Transcription of ssgA in the absence of ssfR. (A) Construction of the mutant ΔssfR strain. The restriction sites of SmaI, SalI, PmaCI, and EcoT14I are abbreviated Sm, Sl, Pm, and EcT, respectively. The DNA fragment on pKfR used for complementation analysis is also shown. (B) Southern hybridization with ³²P-labeled probes 2 and 3 against the SmaI-digested chromosomal DNA from the wild type and ΔssfR strain to confirm correct gene replacement by homologous recombination. (C) Scanning electron micrographs of S. griseus ΔssfR strains with and without pKfR. Bar, 1 μm.
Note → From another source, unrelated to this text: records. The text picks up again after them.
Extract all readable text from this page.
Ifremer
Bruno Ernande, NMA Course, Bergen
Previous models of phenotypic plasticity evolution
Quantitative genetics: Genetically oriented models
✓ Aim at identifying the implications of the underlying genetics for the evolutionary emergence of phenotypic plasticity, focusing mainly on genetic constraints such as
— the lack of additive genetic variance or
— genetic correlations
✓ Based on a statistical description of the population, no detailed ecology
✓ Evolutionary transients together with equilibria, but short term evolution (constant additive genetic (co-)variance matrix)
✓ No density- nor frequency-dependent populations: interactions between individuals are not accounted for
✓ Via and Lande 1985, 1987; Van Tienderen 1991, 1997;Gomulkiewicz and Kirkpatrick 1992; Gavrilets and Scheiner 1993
Strains were grown on YMPD agar medium at 28°C for 3 days. The defect in spore formation of ΔssfR mutants is complemented by a low-copy-number plasmid, pKfR, containing the whole ssfR sequence. (D) Transcription of ssgA in the wild-type strain grown at 28°C for the indicated days on YMPD or YMP-mannitol medium and in the ΔssfR mutant grown on YMPD medium.